Syrinailla... La fille aux cheveux roses. Tom se souvenait de son pseudo. Et Loïs, c'était probablement le type asexué ? Maintenant qu'il s'en souvenait, Syrinailla était bien un Loup... Et Loïs, un Villageois. Cela volait donc dire que la guerre des camps continuait toujours pour les perdants ? Sauf qu'ici, les enjeux semblaient bien plus directs. Les deux nouveaux arrivants n'auraient que peu de temps pour le comprendre... À cette pensée, la lumière se fit dans l'esprit de Tom, et ce qu'elle révéla ne lui plut pas du tout. Il serra la mâchoire alors que le grand bonhomme se redressait lentement :
̶ Ça va aller, déclara-t-il d'une voix très douce. On va sortir d'ici avec Syrinailla et tous les autres. J'te le promet, p'tit Matt.
L'enfant hocha lentement la tête en séchant ses larmes. Il leva vers son immense camarade un regard où se mêlaient reconnaissance et terreur, ce qui arracha au type un sourire triste.
̶ Tu veux que j'te porte jusqu'à au dortoir ?
L'enfant acquiesça une fois de plus. L'homme le hissa sur son dos avec douceur et ils sortirent de la pièce en silence.
Tom et Jade purent enfin reprendre leur souffle. Le jeune homme pouvait sentir le cœur fou de son allié battre contre sa propre poitrine : elle avait posé la tête contre le fond du casier et avait fermé les yeux, soulagée. Son camarade l'admira le temps d'un sourire et se décida enfin à rouvrir le casier, mettant fin à ce contact forcé.
̶ T-tu sais qui c'était ? lui demanda-t-elle en écartant quelques mèches de son visage rouge écarlate.
Un grand gaillard au langage limité et un enfant. Tom les avait déjà rencontré tout les deux.
̶ Le petit garçon qui a disparu devant chez moi et Algorn.
Jade resta silencieuse un court instant.
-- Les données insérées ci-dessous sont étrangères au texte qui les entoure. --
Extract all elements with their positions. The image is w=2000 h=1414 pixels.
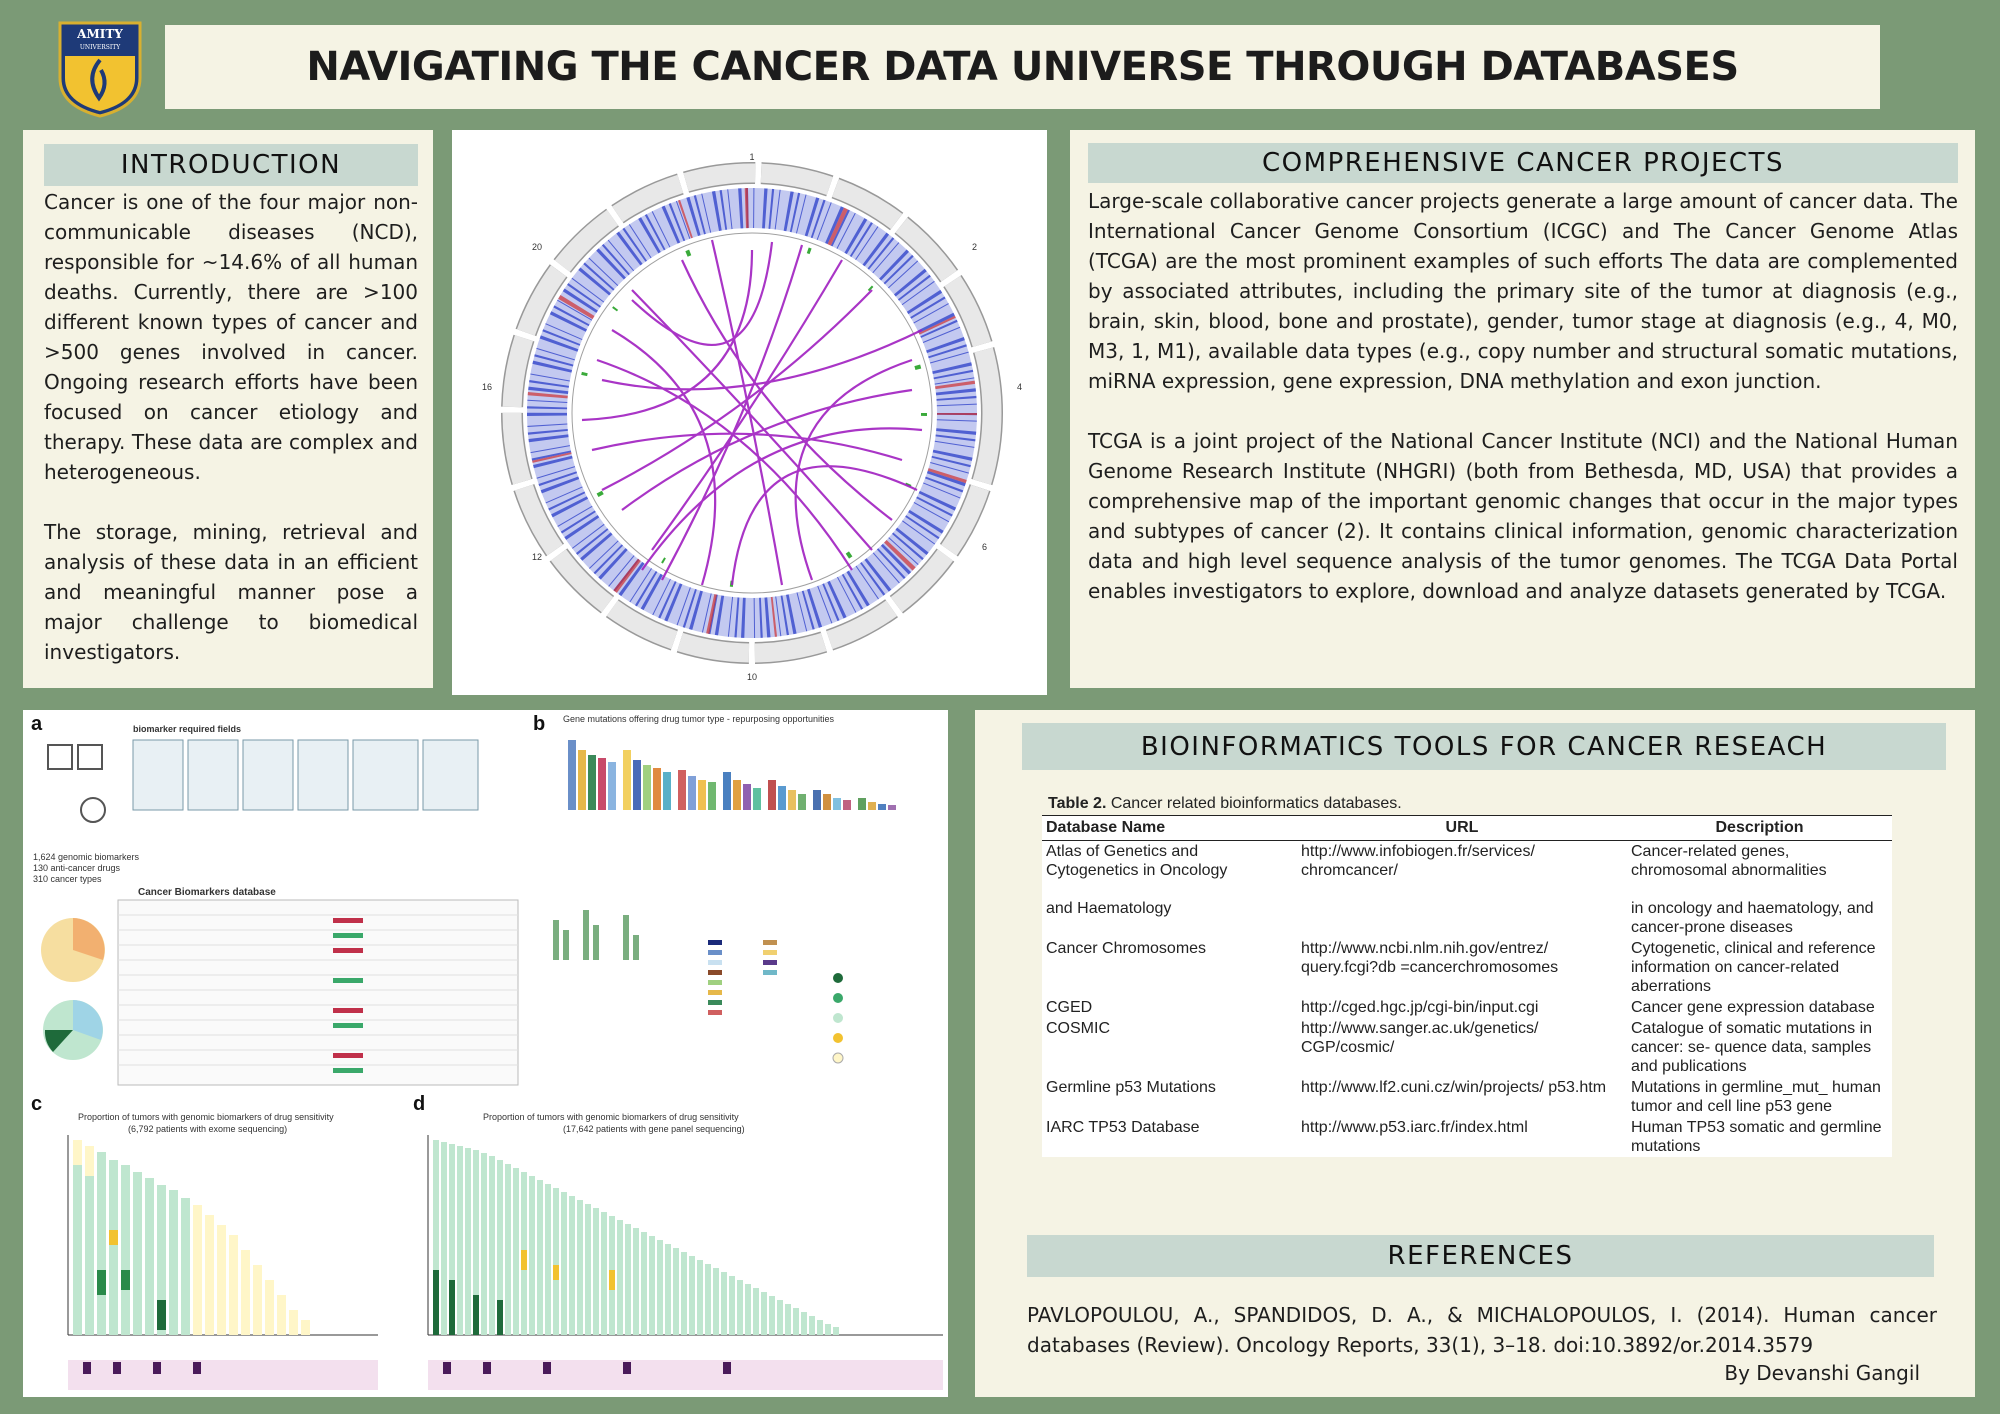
db-url: http://cged.hgc.jp/cgi-bin/input.cgi [1301, 999, 1539, 1016]
svg-text:20: 20 [532, 242, 542, 252]
panel-d-title: Proportion of tumors with genomic biomar… [483, 1112, 739, 1122]
svg-text:12: 12 [532, 552, 542, 562]
db-description: Catalogue of somatic mutations in cancer… [1631, 1020, 1873, 1075]
db-description: Cytogenetic, clinical and reference info… [1631, 940, 1876, 995]
reference-text: PAVLOPOULOU, A., SPANDIDOS, D. A., & MIC… [1027, 1303, 1937, 1357]
svg-text:16: 16 [482, 382, 492, 392]
svg-text:1: 1 [749, 152, 754, 162]
db-description: Cancer-related genes, chromosomal abnorm… [1631, 843, 1827, 879]
db-url [1297, 898, 1627, 938]
introduction-paragraph: The storage, mining, retrieval and analy… [44, 520, 418, 664]
db-description: Human TP53 somatic and germline mutation… [1631, 1119, 1882, 1155]
svg-text:10: 10 [747, 672, 757, 682]
table-row: COSMIC http://www.sanger.ac.uk/genetics/… [1042, 1018, 1892, 1077]
db-url: http://www.ncbi.nlm.nih.gov/entrez/ quer… [1301, 940, 1559, 976]
stat-drugs: 130 anti-cancer drugs [33, 863, 121, 873]
table-row: Germline p53 Mutations http://www.lf2.cu… [1042, 1077, 1892, 1117]
biomarkers-figure: a b c d biomarker required fields 1,624 … [23, 710, 948, 1397]
table-caption-label: Table 2. [1048, 795, 1107, 812]
university-logo: AMITY UNIVERSITY [55, 18, 145, 118]
panel-d-bars [433, 1140, 839, 1335]
db-url: http://www.lf2.cuni.cz/win/projects/ p53… [1301, 1079, 1607, 1096]
introduction-panel [23, 130, 433, 688]
db-url: http://www.infobiogen.fr/services/ chrom… [1301, 843, 1535, 879]
table-row: and Haematology in oncology and haematol… [1042, 898, 1892, 938]
table-row: CGED http://cged.hgc.jp/cgi-bin/input.cg… [1042, 997, 1892, 1018]
db-description: Mutations in germline_mut_ human tumor a… [1631, 1079, 1881, 1115]
circos-graphic: 1 2 4 6 10 12 16 20 [482, 152, 1022, 682]
logo-text: AMITY [76, 27, 123, 41]
panel-label-a: a [31, 713, 43, 735]
db-name: CGED [1046, 999, 1093, 1016]
panel-c-subtitle: (6,792 patients with exome sequencing) [128, 1124, 287, 1134]
stat-cancer-types: 310 cancer types [33, 874, 102, 884]
panel-c-title: Proportion of tumors with genomic biomar… [78, 1112, 334, 1122]
projects-panel [1070, 130, 1975, 688]
table-row: Atlas of Genetics and Cytogenetics in On… [1042, 841, 1892, 899]
db-description: Cancer gene expression database [1631, 999, 1875, 1016]
tools-heading: BIOINFORMATICS TOOLS FOR CANCER RESEACH [1022, 723, 1946, 770]
panel-a-fields: biomarker required fields [133, 724, 241, 734]
introduction-heading: INTRODUCTION [44, 144, 418, 186]
table-row: IARC TP53 Database http://www.p53.iarc.f… [1042, 1117, 1892, 1157]
db-url: http://www.p53.iarc.fr/index.html [1301, 1119, 1528, 1136]
svg-text:2: 2 [972, 242, 977, 252]
svg-text:4: 4 [1017, 382, 1022, 392]
db-name: Atlas of Genetics and Cytogenetics in On… [1046, 843, 1228, 879]
panel-a-title: Cancer Biomarkers database [138, 887, 276, 898]
panel-c-bars [73, 1140, 310, 1335]
table-caption-text: Cancer related bioinformatics databases. [1106, 795, 1402, 812]
svg-text:6: 6 [982, 542, 987, 552]
db-url: http://www.sanger.ac.uk/genetics/ CGP/co… [1301, 1020, 1539, 1056]
panel-b-title: Gene mutations offering drug tumor type … [563, 714, 834, 724]
db-description: in oncology and haematology, and cancer-… [1631, 900, 1874, 936]
table-caption: Table 2. Cancer related bioinformatics d… [1048, 795, 1402, 813]
db-name: and Haematology [1046, 900, 1172, 917]
svg-text:UNIVERSITY: UNIVERSITY [80, 44, 121, 51]
projects-paragraph: Large-scale collaborative cancer project… [1088, 189, 1958, 393]
panel-b-bars [568, 740, 896, 810]
column-header-url: URL [1297, 815, 1627, 841]
column-header-name: Database Name [1042, 815, 1297, 841]
projects-text: Large-scale collaborative cancer project… [1088, 186, 1958, 606]
db-name: Cancer Chromosomes [1046, 940, 1207, 957]
panel-d-subtitle: (17,642 patients with gene panel sequenc… [563, 1124, 745, 1134]
table-row: Cancer Chromosomes http://www.ncbi.nlm.n… [1042, 938, 1892, 997]
db-name: IARC TP53 Database [1046, 1119, 1200, 1136]
projects-paragraph: TCGA is a joint project of the National … [1088, 429, 1958, 603]
databases-table: Database Name URL Description Atlas of G… [1042, 815, 1892, 1157]
author-credit: By Devanshi Gangil [1724, 1361, 1920, 1385]
projects-heading: COMPREHENSIVE CANCER PROJECTS [1088, 143, 1958, 183]
column-header-description: Description [1627, 815, 1892, 841]
stat-biomarkers: 1,624 genomic biomarkers [33, 852, 140, 862]
title-banner: NAVIGATING THE CANCER DATA UNIVERSE THRO… [165, 25, 1880, 109]
db-name: COSMIC [1046, 1020, 1110, 1037]
references-heading: REFERENCES [1027, 1235, 1934, 1277]
introduction-paragraph: Cancer is one of the four major non-comm… [44, 190, 418, 484]
panel-label-c: c [31, 1093, 42, 1115]
panel-label-b: b [533, 713, 545, 735]
panel-label-d: d [413, 1093, 425, 1115]
introduction-text: Cancer is one of the four major non-comm… [44, 187, 418, 667]
poster-title: NAVIGATING THE CANCER DATA UNIVERSE THRO… [306, 44, 1739, 90]
circos-plot-image: 1 2 4 6 10 12 16 20 [452, 130, 1047, 695]
db-name: Germline p53 Mutations [1046, 1079, 1216, 1096]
Elle avait l'air de comprendre que rencontrer ces gens-là était pour Tom une véritable claque... Elle avait complètement raison. Mais ce n'était pas ce qui le dérangeait le plus. Il fixa l'entrée de la pièce avant de se décider à la franchir, creusant la distance entre lui et sa partenaire.
̶ Attends ! l'interpella-t-elle. Il vaudrait mieux attendre qu'ils s'éloignent avant de repartir...
Il s'arrêta sur le seuil, le regard baissé.
̶ Un Loup rôde, déclara-t-il sur un ton particulièrement sombre. Alors il vaudrait mieux qu'on sorte d'ici avant qu'il nous arrive quelque chose.